AÇÕES DOS SMALL BUSINESSES EUROPEUS PARA ENTRADA EM CONFORMIDADE
Entre os principais fatores de conformidade explorados por pequenas empresas para adaptação à legislação de proteção de dados, a experiência europeia coloca em destaque o investimento de recursos econômicos e operacionais e a presença de um regulamento setorial robusto como diferenciais na adequação de pequenas empresas.
Ainda que estudos quantitativos e qualitativos indiquem que empresas de grande porte invistam, proporcionalmente, montantes maiores de dinheiro para implementação da GDPR , a aplicação de recursos econômicos e operacionais permanece fator chave no grau de conformidade em pequenos negócios. Pesquisa conduzida pela União Europeia em 2019 revela que, no primeiro ano de entrada em vigor do regulamento, pequenas empresas realizaram investimentos relevantes em proteção de dados: 90% dos small businesses europeus gastaram algum valor para entrada em compliance, sendo que 68% investiram mais de € 1.000 (mil euros) para adequação à legislação.
Importa, nessa mesma linha, abordar de que forma o dinheiro foi investido no processo de adequação do mercado europeu. Segundo a UE, o gasto majoritário dos pequenos e médios empreendedores se deu com a contratação de consultorias especializadas em proteção de dados e com o treinamento de funcionários; seguidos por investimentos em equipamentos e softwares de segurança da informação.
Observa-se, assim, um maior grau de conscientização dos pequenos e médios negócios europeus para interpretar a legislação de dados como verdadeiro âmbito de compromissos (tanto internos como externos), em face dos quais a aplicação de capital humano e financeiro é imprescindível.
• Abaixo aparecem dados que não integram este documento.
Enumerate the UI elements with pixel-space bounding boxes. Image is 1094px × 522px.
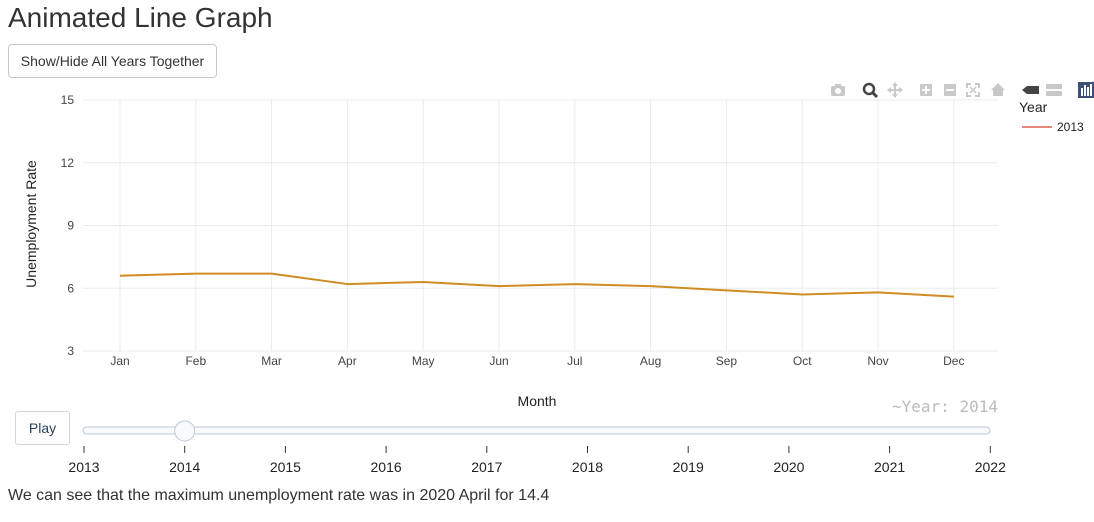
slider-tick-label[interactable]: 2021 [874, 459, 905, 475]
y-tick-label: 12 [61, 156, 75, 170]
summary-text: We can see that the maximum unemployment… [8, 487, 550, 504]
year-slider[interactable]: 2013 2014 2015 2016 2017 2018 2019 2020 2021 2022 [68, 420, 1006, 475]
x-tick-label: Feb [185, 354, 206, 368]
x-tick-label: Aug [640, 354, 661, 368]
slider-tick-label[interactable]: 2022 [975, 459, 1006, 475]
pan-icon[interactable] [887, 82, 903, 98]
x-tick-label: Oct [793, 354, 812, 368]
gridlines [83, 99, 998, 352]
x-tick-label: May [412, 354, 435, 368]
y-tick-label: 15 [61, 93, 75, 107]
x-tick-label: Dec [943, 354, 964, 368]
slider-tick-label[interactable]: 2018 [572, 459, 603, 475]
modebar [831, 82, 1094, 99]
zoom-in-icon[interactable] [920, 84, 932, 96]
series-lines [119, 272, 954, 298]
autoscale-icon[interactable] [966, 83, 980, 97]
slider-tick-label[interactable]: 2013 [68, 459, 99, 475]
x-tick-label: Sep [716, 354, 738, 368]
slider-rail[interactable] [82, 426, 991, 435]
plotly-logo-icon[interactable] [1078, 82, 1094, 98]
play-button[interactable]: Play [15, 411, 70, 445]
x-tick-label: Apr [338, 354, 357, 368]
slider-tick-label[interactable]: 2017 [471, 459, 502, 475]
line-chart: 3 6 9 12 15 Jan Feb Mar Apr May Jun Jul Aug Sep Oct No… [23, 82, 1094, 475]
slider-ticks: 2013 2014 2015 2016 2017 2018 2019 2020 2021 2022 [68, 446, 1006, 475]
legend-item[interactable]: 2013 [1022, 120, 1084, 134]
slider-handle[interactable] [174, 420, 196, 442]
slider-tick-label[interactable]: 2014 [169, 459, 200, 475]
show-hide-all-years-button[interactable]: Show/Hide All Years Together [8, 44, 217, 78]
y-tick-label: 3 [67, 344, 74, 358]
legend: Year 2013 [1019, 99, 1084, 134]
camera-icon[interactable] [831, 84, 845, 96]
slider-tick-label[interactable]: 2020 [773, 459, 804, 475]
slider-tick-label[interactable]: 2015 [270, 459, 301, 475]
x-axis-label: Month [518, 393, 557, 409]
slider-current-value: ~Year: 2014 [892, 397, 998, 416]
y-tick-label: 6 [67, 281, 74, 295]
legend-title: Year [1019, 99, 1048, 115]
slider-tick-label[interactable]: 2019 [673, 459, 704, 475]
series-line [119, 272, 954, 298]
page-title: Animated Line Graph [8, 2, 273, 33]
y-axis-ticks: 3 6 9 12 15 [61, 93, 75, 358]
x-axis-ticks: Jan Feb Mar Apr May Jun Jul Aug Sep Oct Nov Dec [110, 354, 964, 368]
compare-data-icon[interactable] [1046, 84, 1062, 96]
x-tick-label: Jun [489, 354, 508, 368]
reset-axes-icon[interactable] [991, 83, 1005, 96]
slider-tick-label[interactable]: 2016 [371, 459, 402, 475]
zoom-out-icon[interactable] [944, 84, 956, 96]
x-tick-label: Mar [261, 354, 282, 368]
x-tick-label: Jul [567, 354, 582, 368]
x-tick-label: Jan [110, 354, 129, 368]
y-axis-label: Unemployment Rate [23, 160, 39, 288]
x-tick-label: Nov [867, 354, 888, 368]
y-tick-label: 9 [67, 219, 74, 233]
spike-lines-icon[interactable] [1022, 86, 1039, 94]
zoom-icon[interactable] [862, 82, 879, 99]
legend-item-label: 2013 [1057, 120, 1084, 134]
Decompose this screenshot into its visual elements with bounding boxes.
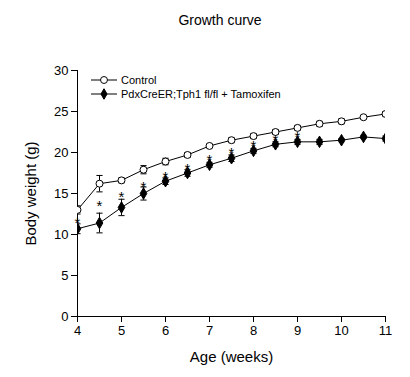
svg-text:Body weight (g): Body weight (g) xyxy=(22,141,39,245)
svg-text:*: * xyxy=(119,188,125,205)
html-text:PdxCreER;Tph1 fl/fl + Tamoxife: PdxCreER;Tph1 fl/fl + Tamoxifen xyxy=(121,88,281,100)
svg-text:7: 7 xyxy=(206,323,213,338)
html-text:Growth curve: Growth curve xyxy=(178,12,262,28)
svg-text:0: 0 xyxy=(61,309,68,324)
svg-text:10: 10 xyxy=(54,227,68,242)
svg-text:30: 30 xyxy=(54,63,68,78)
svg-text:4: 4 xyxy=(74,323,81,338)
svg-text:*: * xyxy=(295,128,301,145)
svg-text:*: * xyxy=(251,137,257,154)
svg-text:20: 20 xyxy=(54,145,68,160)
svg-text:11: 11 xyxy=(379,323,393,338)
svg-text:*: * xyxy=(97,197,103,214)
svg-text:*: * xyxy=(163,168,169,185)
svg-text:9: 9 xyxy=(294,323,301,338)
svg-text:*: * xyxy=(141,178,147,195)
svg-text:6: 6 xyxy=(162,323,169,338)
svg-text:15: 15 xyxy=(54,186,68,201)
svg-text:5: 5 xyxy=(118,323,125,338)
svg-text:*: * xyxy=(185,160,191,177)
svg-text:10: 10 xyxy=(334,323,348,338)
svg-text:*: * xyxy=(273,131,279,148)
svg-text:5: 5 xyxy=(61,268,68,283)
svg-text:Age (weeks): Age (weeks) xyxy=(190,348,273,365)
svg-text:25: 25 xyxy=(54,104,68,119)
html-text:Control: Control xyxy=(121,74,157,86)
svg-text:8: 8 xyxy=(250,323,257,338)
svg-text:*: * xyxy=(229,144,235,161)
svg-text:*: * xyxy=(207,151,213,168)
svg-text:*: * xyxy=(75,214,81,231)
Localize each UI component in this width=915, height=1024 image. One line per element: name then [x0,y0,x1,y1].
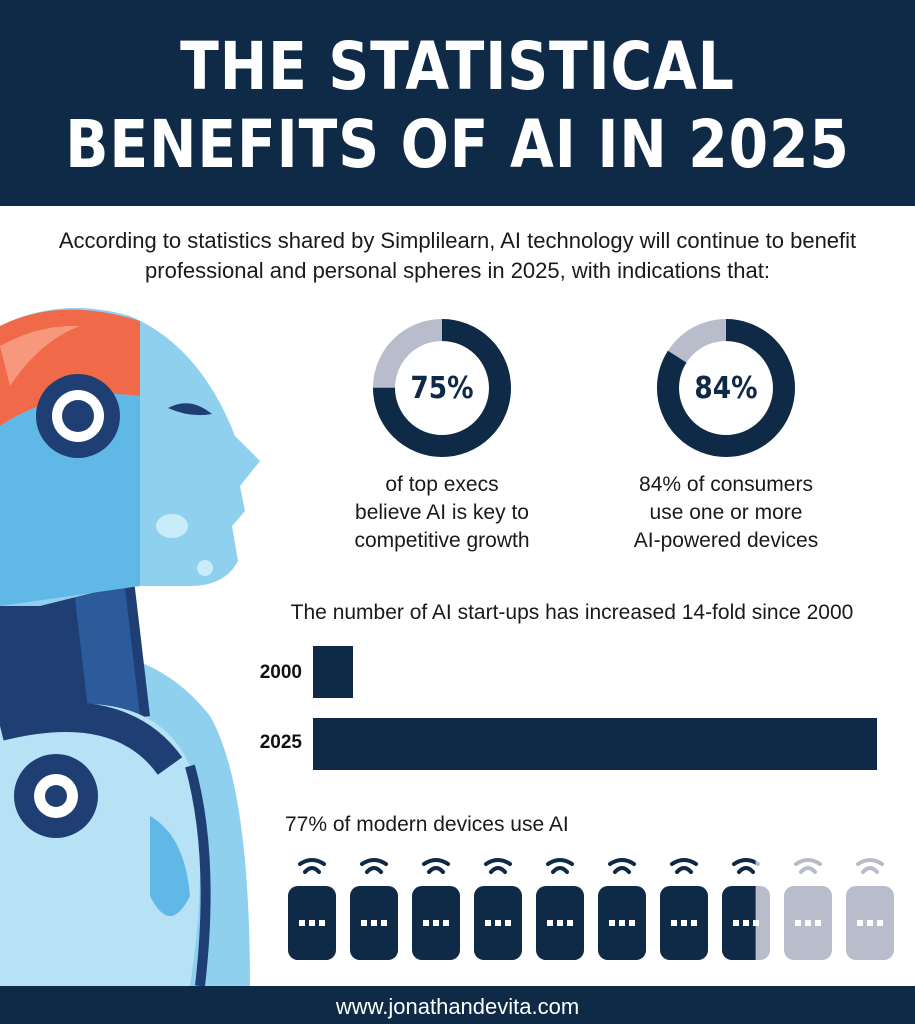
signal-wave [732,858,756,866]
device-dot [319,920,325,926]
signal-wave [365,866,383,874]
donut-consumers-arc [657,319,795,457]
device-dot [371,920,377,926]
signal-wave [737,866,755,874]
robot-ear-center [62,400,94,432]
devices-icon-row [288,858,894,960]
signal-wave [422,858,450,866]
caption-line: use one or more [649,501,803,524]
device-dot [381,920,387,926]
device-dot [309,920,315,926]
device-dot [815,920,821,926]
device-icon [412,858,460,960]
device-dot [691,920,697,926]
device-dot [753,920,759,926]
robot-arm-band [0,702,183,776]
device-dot [547,920,553,926]
signal-wave [794,858,822,866]
device-dot [567,920,573,926]
signal-wave [489,866,507,874]
robot-arm-edge [185,764,211,986]
footer-banner [0,986,915,1024]
device-icon [350,858,398,960]
device-dot [681,920,687,926]
device-dot [485,920,491,926]
bar-2000 [313,646,354,698]
robot-chin-dot [197,560,213,576]
startups-chart-title: The number of AI start-ups has increased… [290,601,854,624]
bar-label-2000: 2000 [259,662,302,683]
signal-wave [670,858,698,866]
device-dot [805,920,811,926]
device-dot [619,920,625,926]
donut-consumers [657,319,795,457]
caption-line: believe AI is key to [355,501,529,524]
signal-wave [608,858,636,866]
device-dot [629,920,635,926]
donut-execs [373,319,511,457]
robot-cheek [156,514,188,538]
device-dot [857,920,863,926]
intro-text: According to statistics shared by Simpli… [58,228,857,283]
device-dot [671,920,677,926]
robot-illustration [0,308,260,986]
signal-wave [360,858,388,866]
device-dot [505,920,511,926]
signal-wave [546,858,574,866]
device-icon [784,858,832,960]
device-dot [443,920,449,926]
signal-wave [799,866,817,874]
signal-wave [484,858,512,866]
device-icon [846,858,894,960]
footer-url: www.jonathandevita.com [335,994,580,1019]
signal-wave [303,866,321,874]
device-icon [474,858,522,960]
signal-wave [427,866,445,874]
caption-line: AI-powered devices [633,529,819,552]
title-line-1: THE STATISTICAL [180,28,735,105]
robot-eye [168,403,212,416]
donut-consumers-label: 84% [694,370,758,406]
device-dot [733,920,739,926]
signal-wave [675,866,693,874]
device-icon [598,858,646,960]
device-icon [722,858,756,960]
device-dot [609,920,615,926]
robot-arm-shade [150,816,190,916]
bar-label-2025: 2025 [259,732,302,753]
device-dot [361,920,367,926]
device-dot [433,920,439,926]
robot-joint-center [45,785,67,807]
devices-chart-title: 77% of modern devices use AI [285,813,569,836]
signal-wave [613,866,631,874]
title-line-2: BENEFITS OF AI IN 2025 [65,106,850,183]
header-banner [0,0,915,206]
device-icon [660,858,708,960]
caption-line: of top execs [385,473,499,496]
bar-2025 [313,718,877,770]
signal-wave [856,858,884,866]
device-icon [536,858,584,960]
device-dot [557,920,563,926]
caption-line: competitive growth [354,529,530,552]
signal-wave [861,866,879,874]
device-dot [753,920,756,926]
signal-wave [298,858,326,866]
device-dot [867,920,873,926]
device-dot [495,920,501,926]
device-dot [743,920,749,926]
donut-execs-label: 75% [410,370,474,406]
device-icon [288,858,336,960]
donut-execs-arc [373,319,511,457]
device-dot [877,920,883,926]
robot-head-highlight [0,325,80,386]
device-dot [795,920,801,926]
signal-wave [551,866,569,874]
device-dot [423,920,429,926]
donut-execs-caption: of top execs believe AI is key to compet… [312,471,572,555]
donut-consumers-caption: 84% of consumers use one or more AI-powe… [596,471,856,555]
caption-line: 84% of consumers [639,473,813,496]
device-dot [299,920,305,926]
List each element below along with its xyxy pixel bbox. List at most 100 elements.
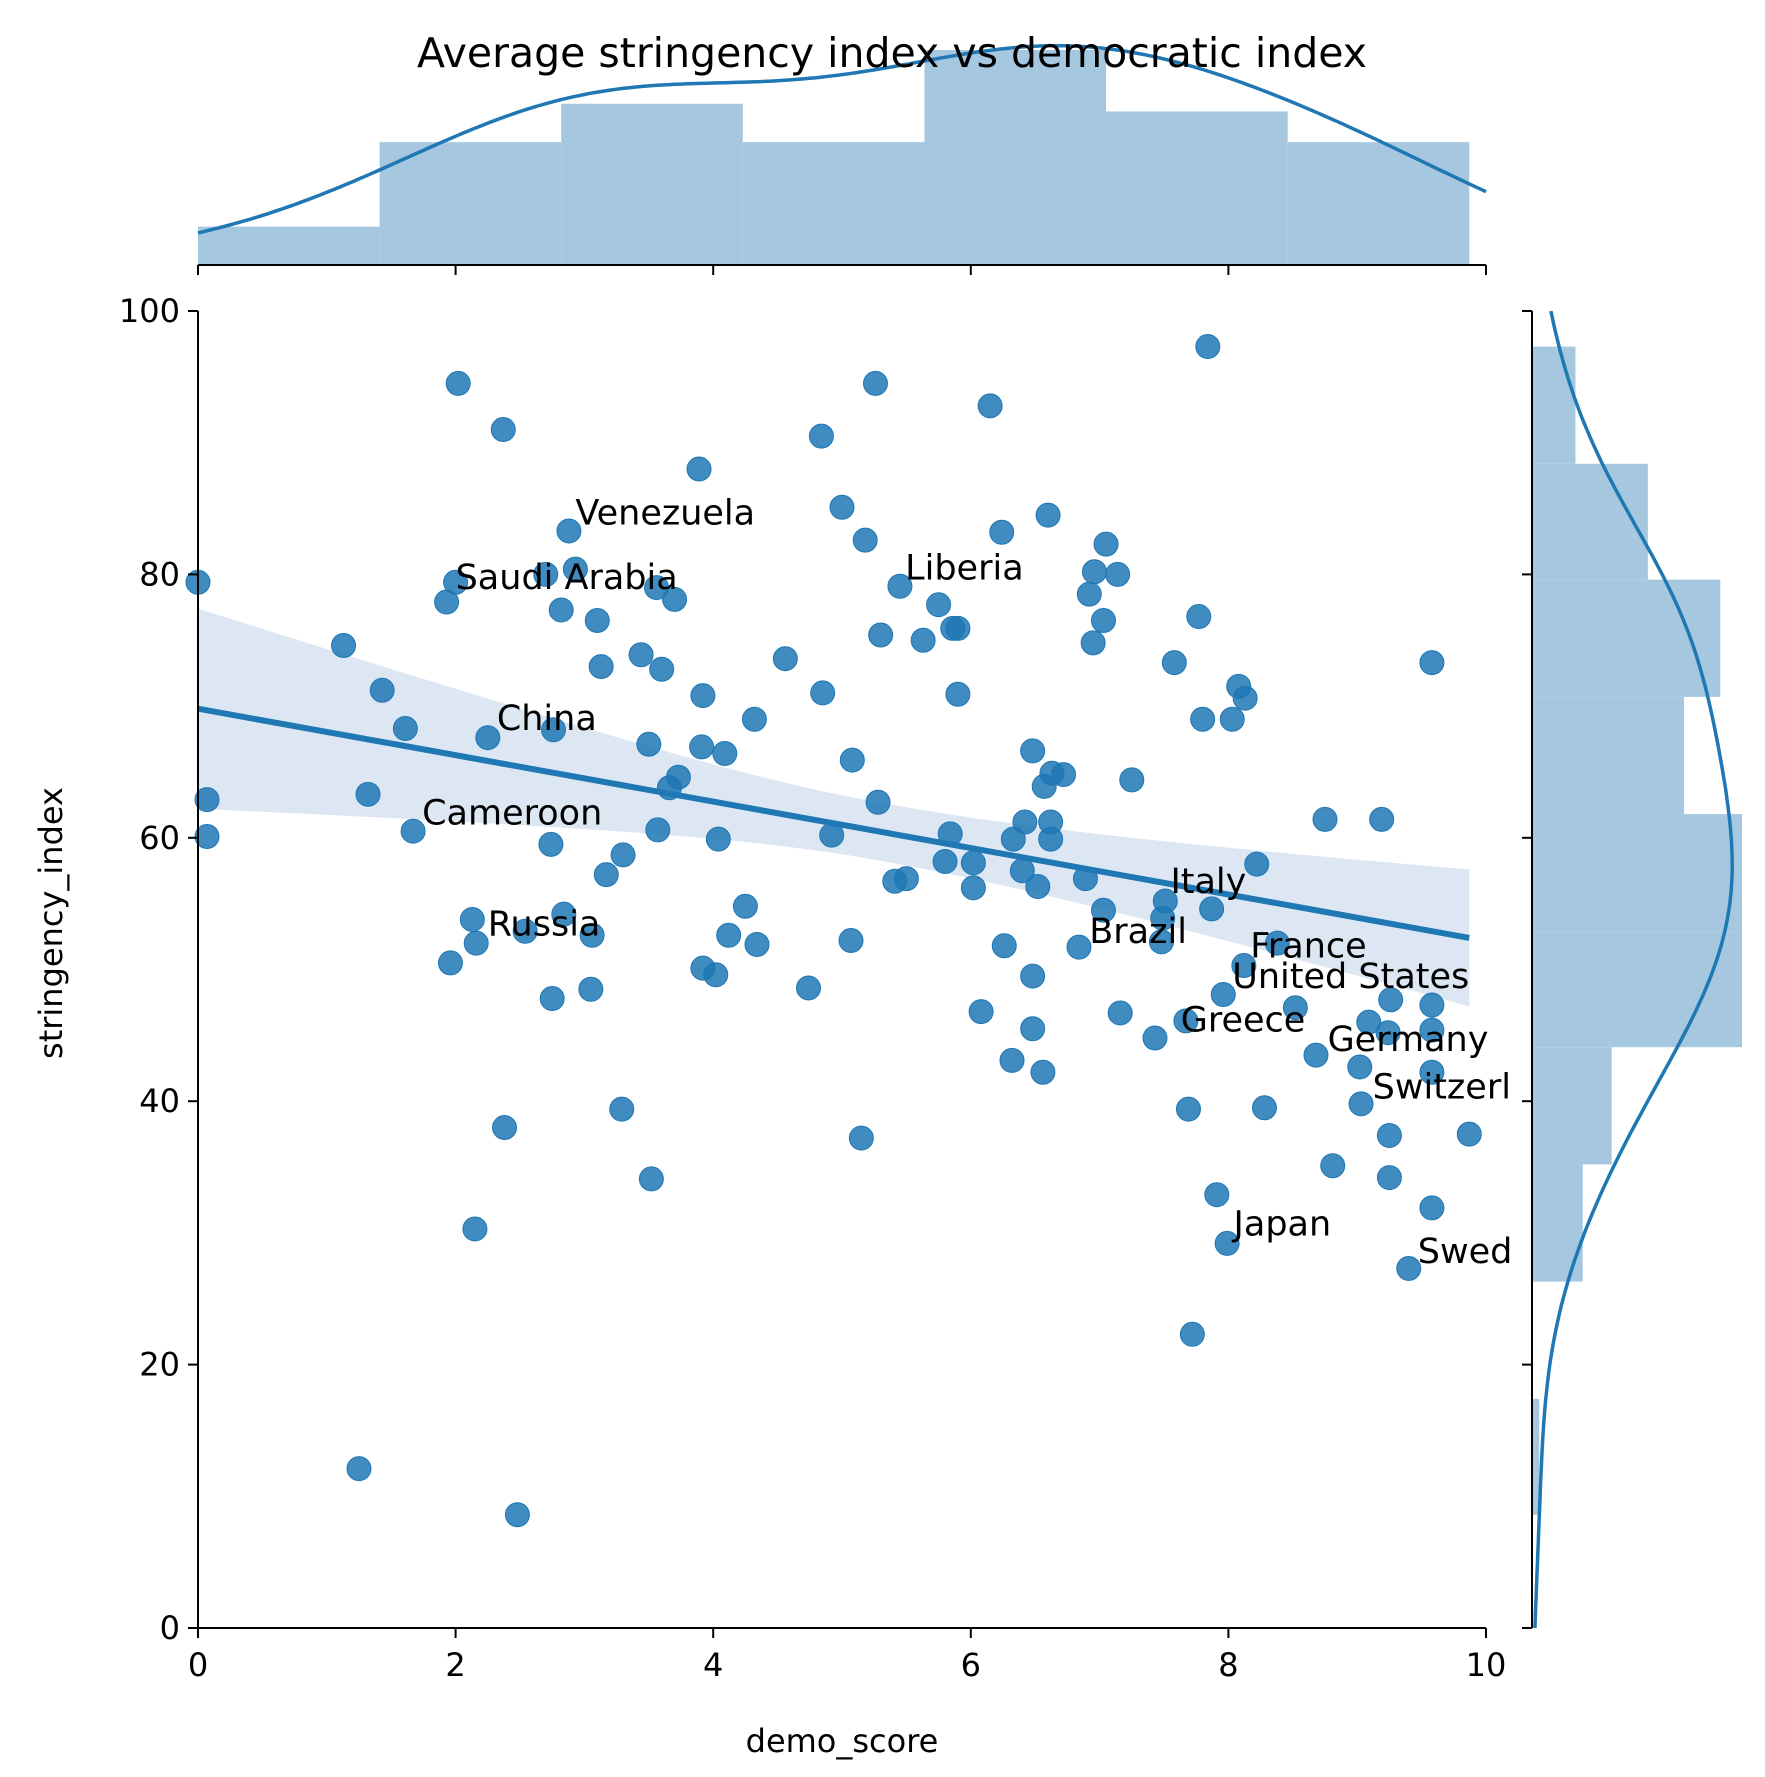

Por sua vez, uma macro análise do contexto empresarial – envolvendo não apenas as empresas individualmente consideradas, mas também os setores de comércio e prestação de serviços em termos gerais – revela outro fator de auxílio à entrada em conformidade: uma regulação setorial bem delimitada.
Regramentos como a LGPD e a GDPR, embora fixem deveres independentes à esfera de atuação dos Controladores, requerem em grande parte que os Agentes de Tratamento saibam efetivá-los de forma específica às suas realidades – vindo disto, inclusive, o conceito de privacy by design, relativo à construção de um modelo de negócios que priorize a proteção à privacidade desde a sua concepção, de forma conjugada ao desempenho empresarial.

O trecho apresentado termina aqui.